- O adamın canı cenneti de görür, cehennemi de. Bütün sırları da tanır, bilir.
- جان او بیند بهشت و نار را ** باز داند جملهی اسرار را
- Kanlı şeytanları, hile ve hud’a tuzağını ve şeytanlıkları gösterir.
- وا نماید خونیان دیو را ** وا نماید دام خدعه و ریو را
- Kuyruğunun açacağı yara yüzünden can kurtulsun diye öküz kesmek, yol şartlarındandır. 1445
- گاو کشتن هست از شرط طریق ** تا شود از زخم دمش جان مفیق
- Sen de tez öküz nefsi tepele de gizli ruh dirilsin, akıllansın.
- گاو نفس خویش را زوتر بکش ** تا شود روح خفی زنده و بهش
- BASLIK YOK
- رجوع به حکایت ذو النون
- Onlar, ahvali anlamak üzere Zünnun’un yanına yaklaşınca Zünnun onlara bağırdı: “Hey, kimlersiniz? Sakının!”
- چون رسیدند آن نفر نزدیک او ** بانگ بر زد هی کیانید اتقوا
- Onlar, edepli, edepli “ Biz dostlardanız. Buraya canla başla hal hatır sormak için geldik.
- با ادب گفتند ما از دوستان ** بهر پرسش آمدیم اینجا به جان
- Nasılsın ey hünerli, marifetli akıl denizi? Akıllı olduğun halde niye kendini deli gösteriyorsun, bu ne bühtan?

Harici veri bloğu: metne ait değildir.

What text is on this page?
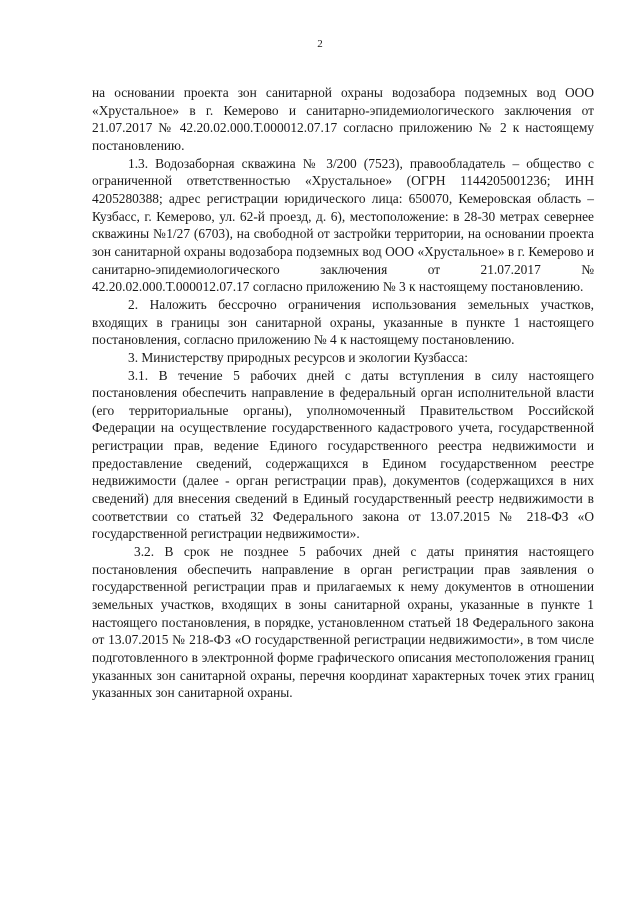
2

на основании проекта зон санитарной охраны водозабора подземных вод ООО «Хрустальное» в г. Кемерово и санитарно-эпидемиологического заключения от 21.07.2017 № 42.20.02.000.Т.000012.07.17 согласно приложению № 2 к настоящему постановлению.

1.3. Водозаборная скважина № 3/200 (7523), правообладатель – общество с ограниченной ответственностью «Хрустальное» (ОГРН 1144205001236; ИНН 4205280388; адрес регистрации юридического лица: 650070, Кемеровская область – Кузбасс, г. Кемерово, ул. 62-й проезд, д. 6), местоположение: в 28-30 метрах севернее скважины №1/27 (6703), на свободной от застройки территории, на основании проекта зон санитарной охраны водозабора подземных вод ООО «Хрустальное» в г. Кемерово и санитарно-эпидемиологического заключения от 21.07.2017 № 42.20.02.000.Т.000012.07.17 согласно приложению № 3 к настоящему постановлению.

2. Наложить бессрочно ограничения использования земельных участков, входящих в границы зон санитарной охраны, указанные в пункте 1 настоящего постановления, согласно приложению № 4 к настоящему постановлению.

3. Министерству природных ресурсов и экологии Кузбасса:

3.1. В течение 5 рабочих дней с даты вступления в силу настоящего постановления обеспечить направление в федеральный орган исполнительной власти (его территориальные органы), уполномоченный Правительством Российской Федерации на осуществление государственного кадастрового учета, государственной регистрации прав, ведение Единого государственного реестра недвижимости и предоставление сведений, содержащихся в Едином государственном реестре недвижимости (далее - орган регистрации прав), документов (содержащихся в них сведений) для внесения сведений в Единый государственный реестр недвижимости в соответствии со статьей 32 Федерального закона от 13.07.2015 № 218-ФЗ «О государственной регистрации недвижимости».

3.2. В срок не позднее 5 рабочих дней с даты принятия настоящего постановления обеспечить направление в орган регистрации прав заявления о государственной регистрации прав и прилагаемых к нему документов в отношении земельных участков, входящих в зоны санитарной охраны, указанные в пункте 1 настоящего постановления, в порядке, установленном статьей 18 Федерального закона от 13.07.2015 № 218-ФЗ «О государственной регистрации недвижимости», в том числе подготовленного в электронной форме графического описания местоположения границ указанных зон санитарной охраны, перечня координат характерных точек этих границ указанных зон санитарной охраны.
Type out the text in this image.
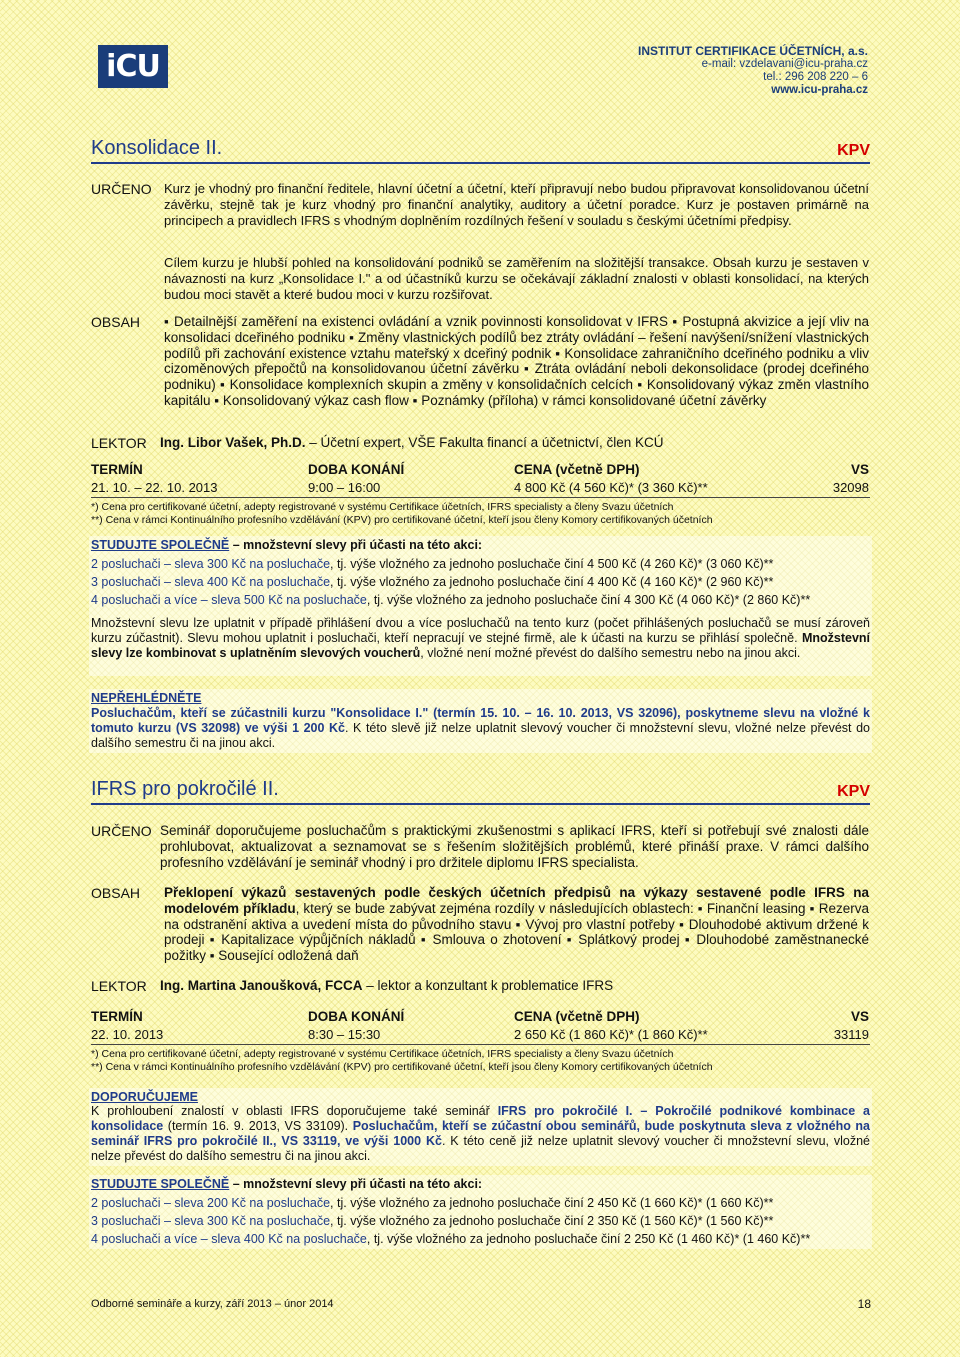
iCU	INSTITUT CERTIFIKACE ÚČETNÍCH, a.s.
e-mail: vzdelavani@icu-praha.cz
tel.: 296 208 220 – 6
www.icu-praha.cz
Konsolidace II.	KPV
URČENO Kurz je vhodný pro finanční ředitele, hlavní účetní a účetní, kteří připravují nebo budou připravovat konsolidovanou účetní závěrku, stejně tak je kurz vhodný pro finanční analytiky, auditory a účetní poradce. Kurz je postaven primárně na principech a pravidlech IFRS s vhodným doplněním rozdílných řešení v souladu s českými účetními předpisy.
Cílem kurzu je hlubší pohled na konsolidování podniků se zaměřením na složitější transakce. Obsah kurzu je sestaven v návaznosti na kurz „Konsolidace I." a od účastníků kurzu se očekávají základní znalosti v oblasti konsolidací, na kterých budou moci stavět a které budou moci v kurzu rozšiřovat.
OBSAH ▪ Detailnější zaměření na existenci ovládání a vznik povinnosti konsolidovat v IFRS ▪ Postupná akvizice a její vliv na konsolidaci dceřiného podniku ▪ Změny vlastnických podílů bez ztráty ovládání – řešení navýšení/snížení vlastnických podílů při zachování existence vztahu mateřský x dceřiný podnik ▪ Konsolidace zahraničního dceřiného podniku a vliv cizoměnových přepočtů na konsolidovanou účetní závěrku ▪ Ztráta ovládání neboli dekonsolidace (prodej dceřiného podniku) ▪ Konsolidace komplexních skupin a změny v konsolidačních celcích ▪ Konsolidovaný výkaz změn vlastního kapitálu ▪ Konsolidovaný výkaz cash flow ▪ Poznámky (příloha) v rámci konsolidované účetní závěrky
LEKTOR Ing. Libor Vašek, Ph.D. – Účetní expert, VŠE Fakulta financí a účetnictví, člen KCÚ
TERMÍN	DOBA KONÁNÍ	CENA (včetně DPH)	VS
21. 10. – 22. 10. 2013	9:00 – 16:00	4 800 Kč (4 560 Kč)* (3 360 Kč)**	32098
*) Cena pro certifikované účetní, adepty registrované v systému Certifikace účetních, IFRS specialisty a členy Svazu účetních
**) Cena v rámci Kontinuálního profesního vzdělávání (KPV) pro certifikované účetní, kteří jsou členy Komory certifikovaných účetních
STUDUJTE SPOLEČNĚ – množstevní slevy při účasti na této akci:
2 posluchači – sleva 300 Kč na posluchače, tj. výše vložného za jednoho posluchače činí 4 500 Kč (4 260 Kč)* (3 060 Kč)**
3 posluchači – sleva 400 Kč na posluchače, tj. výše vložného za jednoho posluchače činí 4 400 Kč (4 160 Kč)* (2 960 Kč)**
4 posluchači a více – sleva 500 Kč na posluchače, tj. výše vložného za jednoho posluchače činí 4 300 Kč (4 060 Kč)* (2 860 Kč)**
Množstevní slevu lze uplatnit v případě přihlášení dvou a více posluchačů na tento kurz (počet přihlášených posluchačů se musí zároveň kurzu zúčastnit). Slevu mohou uplatnit i posluchači, kteří nepracují ve stejné firmě, ale k účasti na kurzu se přihlásí společně. Množstevní slevy lze kombinovat s uplatněním slevových voucherů, vložné není možné převést do dalšího semestru nebo na jinou akci.
NEPŘEHLÉDNĚTE
Posluchačům, kteří se zúčastnili kurzu "Konsolidace I." (termín 15. 10. – 16. 10. 2013, VS 32096), poskytneme slevu na vložné k tomuto kurzu (VS 32098) ve výši 1 200 Kč. K této slevě již nelze uplatnit slevový voucher či množstevní slevu, vložné nelze převést do dalšího semestru či na jinou akci.
IFRS pro pokročilé II.	KPV
URČENO Seminář doporučujeme posluchačům s praktickými zkušenostmi s aplikací IFRS, kteří si potřebují své znalosti dále prohlubovat, aktualizovat a seznamovat se s řešením složitějších problémů, které přináší praxe. V rámci dalšího profesního vzdělávání je seminář vhodný i pro držitele diplomu IFRS specialista.
OBSAH Překlopení výkazů sestavených podle českých účetních předpisů na výkazy sestavené podle IFRS na modelovém příkladu, který se bude zabývat zejména rozdíly v následujících oblastech: ▪ Finanční leasing ▪ Rezerva na odstranění aktiva a uvedení místa do původního stavu ▪ Vývoj pro vlastní potřeby ▪ Dlouhodobé aktivum držené k prodeji ▪ Kapitalizace výpůjčních nákladů ▪ Smlouva o zhotovení ▪ Splátkový prodej ▪ Dlouhodobé zaměstnanecké požitky ▪ Sousející odložená daň
LEKTOR Ing. Martina Janoušková, FCCA – lektor a konzultant k problematice IFRS
TERMÍN	DOBA KONÁNÍ	CENA (včetně DPH)	VS
22. 10. 2013	8:30 – 15:30	2 650 Kč (1 860 Kč)* (1 860 Kč)**	33119
*) Cena pro certifikované účetní, adepty registrované v systému Certifikace účetních, IFRS specialisty a členy Svazu účetních
**) Cena v rámci Kontinuálního profesního vzdělávání (KPV) pro certifikované účetní, kteří jsou členy Komory certifikovaných účetních
DOPORUČUJEME
K prohloubení znalostí v oblasti IFRS doporučujeme také seminář IFRS pro pokročilé I. – Pokročilé podnikové kombinace a konsolidace (termín 16. 9. 2013, VS 33109). Posluchačům, kteří se zúčastní obou seminářů, bude poskytnuta sleva z vložného na seminář IFRS pro pokročilé II., VS 33119, ve výši 1000 Kč. K této ceně již nelze uplatnit slevový voucher či množstevní slevu, vložné nelze převést do dalšího semestru či na jinou akci.
STUDUJTE SPOLEČNĚ – množstevní slevy při účasti na této akci:
2 posluchači – sleva 200 Kč na posluchače, tj. výše vložného za jednoho posluchače činí 2 450 Kč (1 660 Kč)* (1 660 Kč)**
3 posluchači – sleva 300 Kč na posluchače, tj. výše vložného za jednoho posluchače činí 2 350 Kč (1 560 Kč)* (1 560 Kč)**
4 posluchači a více – sleva 400 Kč na posluchače, tj. výše vložného za jednoho posluchače činí 2 250 Kč (1 460 Kč)* (1 460 Kč)**
Odborné semináře a kurzy, září 2013 – únor 2014	18
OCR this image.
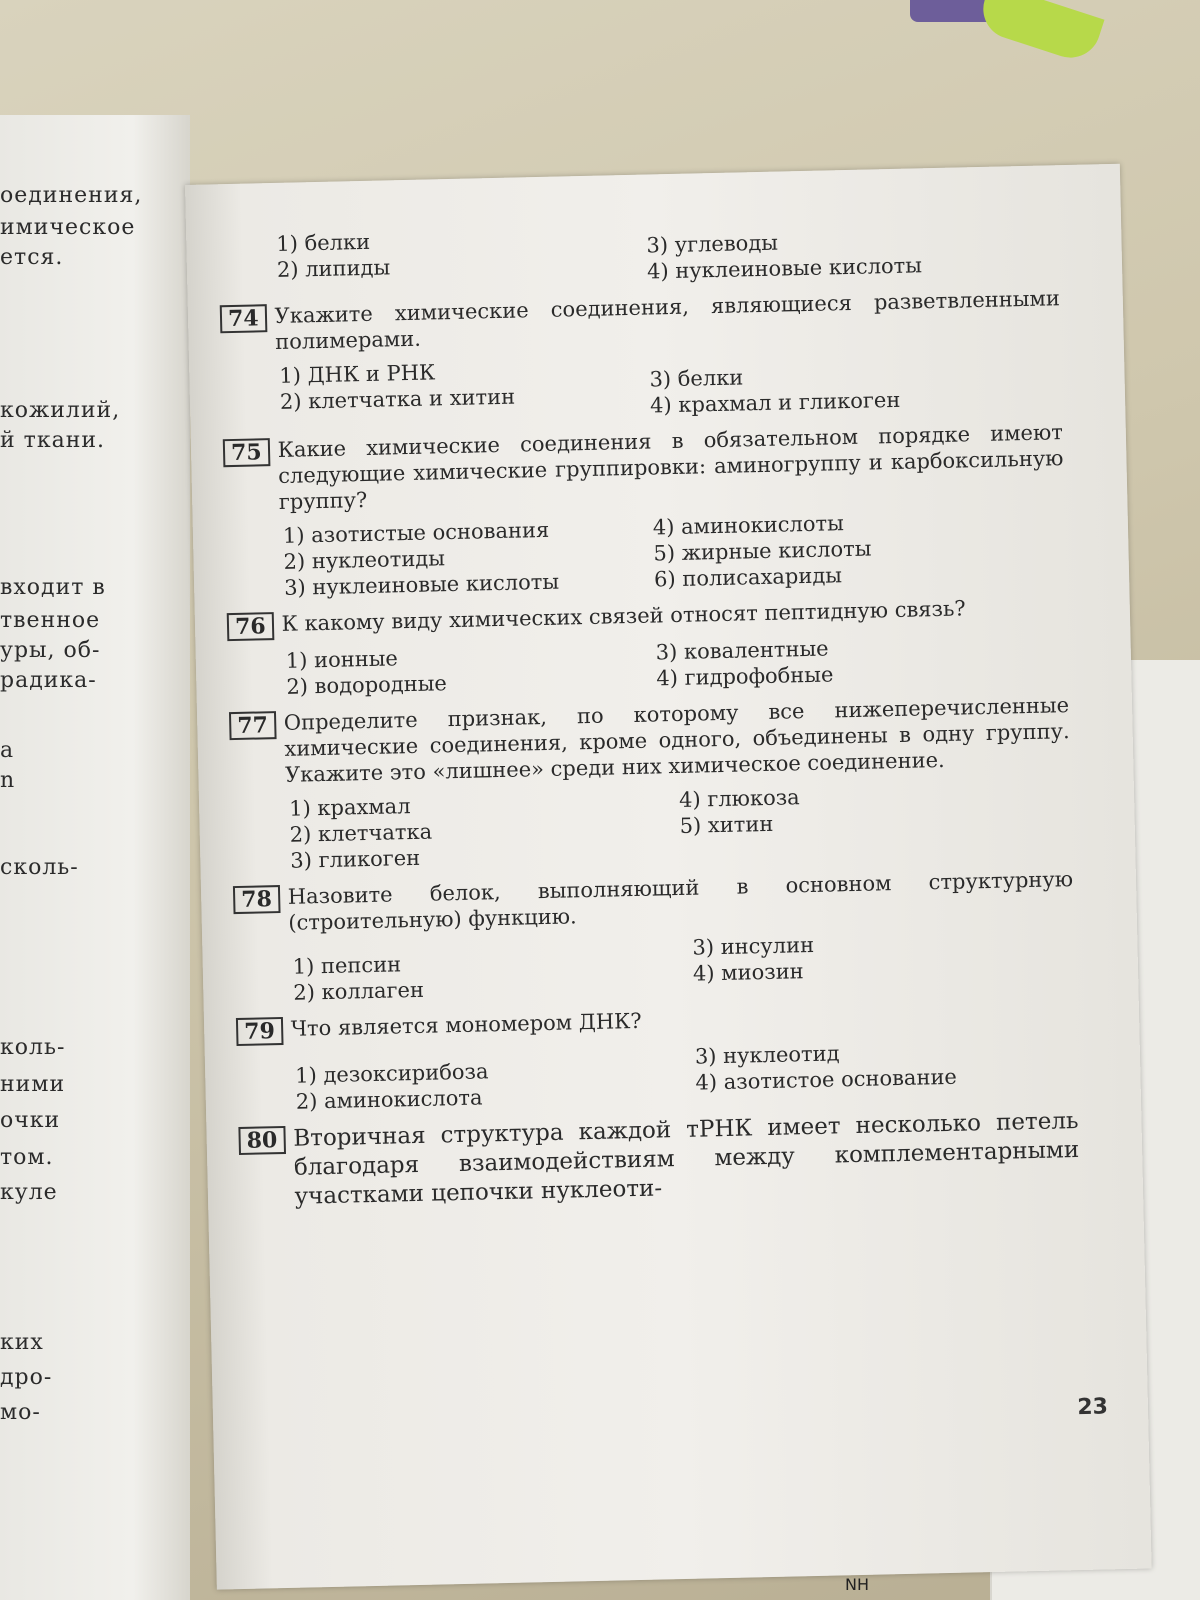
NH
оединения,
имическое
ется.
кожилий,
й ткани.
входит в
твенное
уры, об-
радика-
а
n
сколь-
коль-
ними
очки
том.
куле
ких
дро-
мо-
1) белки
2) липиды
3) углеводы
4) нуклеиновые кислоты
74 Укажите химические соединения, являющиеся разветвленными полимерами.
1) ДНК и РНК
2) клетчатка и хитин
3) белки
4) крахмал и гликоген
75 Какие химические соединения в обязательном порядке имеют следующие химические группировки: аминогруппу и карбоксильную группу?
1) азотистые основания
2) нуклеотиды
3) нуклеиновые кислоты
4) аминокислоты
5) жирные кислоты
6) полисахариды
76 К какому виду химических связей относят пептидную связь?
1) ионные
2) водородные
3) ковалентные
4) гидрофобные
77 Определите признак, по которому все нижеперечисленные химические соединения, кроме одного, объединены в одну группу. Укажите это «лишнее» среди них химическое соединение.
1) крахмал
2) клетчатка
3) гликоген
4) глюкоза
5) хитин
78 Назовите белок, выполняющий в основном структурную (строительную) функцию.
1) пепсин
2) коллаген
3) инсулин
4) миозин
79 Что является мономером ДНК?
1) дезоксирибоза
2) аминокислота
3) нуклеотид
4) азотистое основание
80 Вторичная структура каждой тРНК имеет несколько петель благодаря взаимодействиям между комплементарными участками цепочки нуклеоти-
23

- چونی ای دریای عقل ذو فنون ** این چه بهتان است بر عقلت جنون
- Güneşe külhanın dumanı erişir mi? Anka, kargaya zebun olur mu? 1450
- دود گلخن کی رسد در آفتاب ** چون شود عنقا شکسته از غراب
- Bizden çekinme, şunu anlat. Biz seni sevenleriz. Bize bu işi etme.
- وامگیر از ما بیان کن این سخن ** ما محبانیم با ما این مکن
- Sevenleri, kendinden uzaklaştırmak yaraşmaz. Onlardan işi gizlemek onları hileyle aldatmak doğru değildir.